Rituxan does target some B cells in the marrow but doesnt deplete it there but does deplete it in the peripheral blood. Whereas anti-CD19 would offer both central and peripheral B cell depletion. CD19 and CD20 are different proteins found on the membranes of B cells.


I think it is great that you are looking at other options and I did not investigate anything beyond IVIG and Rituximab and was very lucky that they worked for me exactly how my doctor had hoped.
I really hope I'm just wasting my time researching this stuff and Rituxan/IVIG does work for me.

So the Proteasome Inhibitors are really for cancer vs. autoimmunity?
Original use is for cancer, just like Rituxan with lymphomas.

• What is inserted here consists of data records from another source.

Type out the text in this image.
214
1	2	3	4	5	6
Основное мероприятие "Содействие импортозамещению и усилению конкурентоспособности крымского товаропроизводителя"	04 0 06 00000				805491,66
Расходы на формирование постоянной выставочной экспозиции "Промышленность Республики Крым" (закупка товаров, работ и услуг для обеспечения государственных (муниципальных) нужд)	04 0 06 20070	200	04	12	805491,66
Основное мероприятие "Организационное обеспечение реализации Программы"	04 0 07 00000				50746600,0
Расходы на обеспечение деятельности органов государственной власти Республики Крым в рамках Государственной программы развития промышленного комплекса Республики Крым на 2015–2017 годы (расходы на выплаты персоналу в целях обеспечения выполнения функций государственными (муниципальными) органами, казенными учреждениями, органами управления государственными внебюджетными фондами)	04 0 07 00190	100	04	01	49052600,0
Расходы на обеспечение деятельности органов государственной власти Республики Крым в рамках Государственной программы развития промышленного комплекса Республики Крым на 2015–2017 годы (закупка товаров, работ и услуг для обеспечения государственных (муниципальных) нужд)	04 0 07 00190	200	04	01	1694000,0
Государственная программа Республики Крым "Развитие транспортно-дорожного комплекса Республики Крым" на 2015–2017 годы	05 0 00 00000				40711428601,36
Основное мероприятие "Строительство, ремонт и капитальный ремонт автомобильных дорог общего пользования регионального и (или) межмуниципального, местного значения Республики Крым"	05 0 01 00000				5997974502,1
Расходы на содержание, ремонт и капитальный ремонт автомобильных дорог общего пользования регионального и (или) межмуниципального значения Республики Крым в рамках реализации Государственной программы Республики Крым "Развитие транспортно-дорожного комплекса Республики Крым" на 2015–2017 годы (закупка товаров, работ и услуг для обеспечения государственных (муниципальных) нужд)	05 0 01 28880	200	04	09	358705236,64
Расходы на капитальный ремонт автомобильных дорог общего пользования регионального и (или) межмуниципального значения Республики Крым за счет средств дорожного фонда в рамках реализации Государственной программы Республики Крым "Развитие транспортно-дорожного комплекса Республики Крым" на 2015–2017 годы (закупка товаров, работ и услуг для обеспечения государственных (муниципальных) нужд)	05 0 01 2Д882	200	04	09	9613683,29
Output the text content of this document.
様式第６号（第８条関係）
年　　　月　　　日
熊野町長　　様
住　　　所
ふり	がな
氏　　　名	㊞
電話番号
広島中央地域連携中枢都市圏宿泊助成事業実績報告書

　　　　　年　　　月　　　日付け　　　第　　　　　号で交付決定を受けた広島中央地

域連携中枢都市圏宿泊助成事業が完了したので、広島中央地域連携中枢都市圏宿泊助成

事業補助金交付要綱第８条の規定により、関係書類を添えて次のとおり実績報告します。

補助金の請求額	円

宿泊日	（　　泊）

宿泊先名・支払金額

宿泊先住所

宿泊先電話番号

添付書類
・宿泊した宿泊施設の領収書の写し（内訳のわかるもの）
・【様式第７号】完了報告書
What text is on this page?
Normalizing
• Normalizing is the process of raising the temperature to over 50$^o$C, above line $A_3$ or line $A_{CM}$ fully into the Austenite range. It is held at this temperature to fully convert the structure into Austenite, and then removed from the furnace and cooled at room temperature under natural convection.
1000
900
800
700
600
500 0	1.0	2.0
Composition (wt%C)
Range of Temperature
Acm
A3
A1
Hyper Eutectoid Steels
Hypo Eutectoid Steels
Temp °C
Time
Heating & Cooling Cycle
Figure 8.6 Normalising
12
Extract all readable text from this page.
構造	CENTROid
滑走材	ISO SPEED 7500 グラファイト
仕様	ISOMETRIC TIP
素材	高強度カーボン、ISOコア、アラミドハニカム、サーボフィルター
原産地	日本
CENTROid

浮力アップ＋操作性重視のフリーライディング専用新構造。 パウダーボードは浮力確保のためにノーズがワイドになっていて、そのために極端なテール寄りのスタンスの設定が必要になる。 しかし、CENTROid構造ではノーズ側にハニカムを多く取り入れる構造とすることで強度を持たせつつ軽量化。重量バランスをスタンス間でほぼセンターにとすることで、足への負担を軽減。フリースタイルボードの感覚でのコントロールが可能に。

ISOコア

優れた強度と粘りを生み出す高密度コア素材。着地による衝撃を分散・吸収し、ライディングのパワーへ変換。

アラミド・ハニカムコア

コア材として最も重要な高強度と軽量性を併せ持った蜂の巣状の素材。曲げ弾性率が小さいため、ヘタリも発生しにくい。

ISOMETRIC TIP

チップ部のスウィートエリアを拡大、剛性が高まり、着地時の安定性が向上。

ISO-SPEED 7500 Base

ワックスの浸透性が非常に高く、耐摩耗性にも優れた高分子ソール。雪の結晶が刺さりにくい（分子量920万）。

That makes sense and it sounds like testing CD27 would tell you sooner when B cells are starting to grow back (vs. testing CD19)? Is this correct? My doctor said that Quest is a better test (for our purposes) for the Lymphocyte Subset Panel than LabCorp (which I did not know) b/c Quest tells you if the B cell are at Zero vs. LabCorp just tells you that they are <1 (which might be Zero or they might already be starting to come back in the tissues but no way to know).
I think thats correct. Good to know about the Quest vs labcorp. Going to have to go with Quest.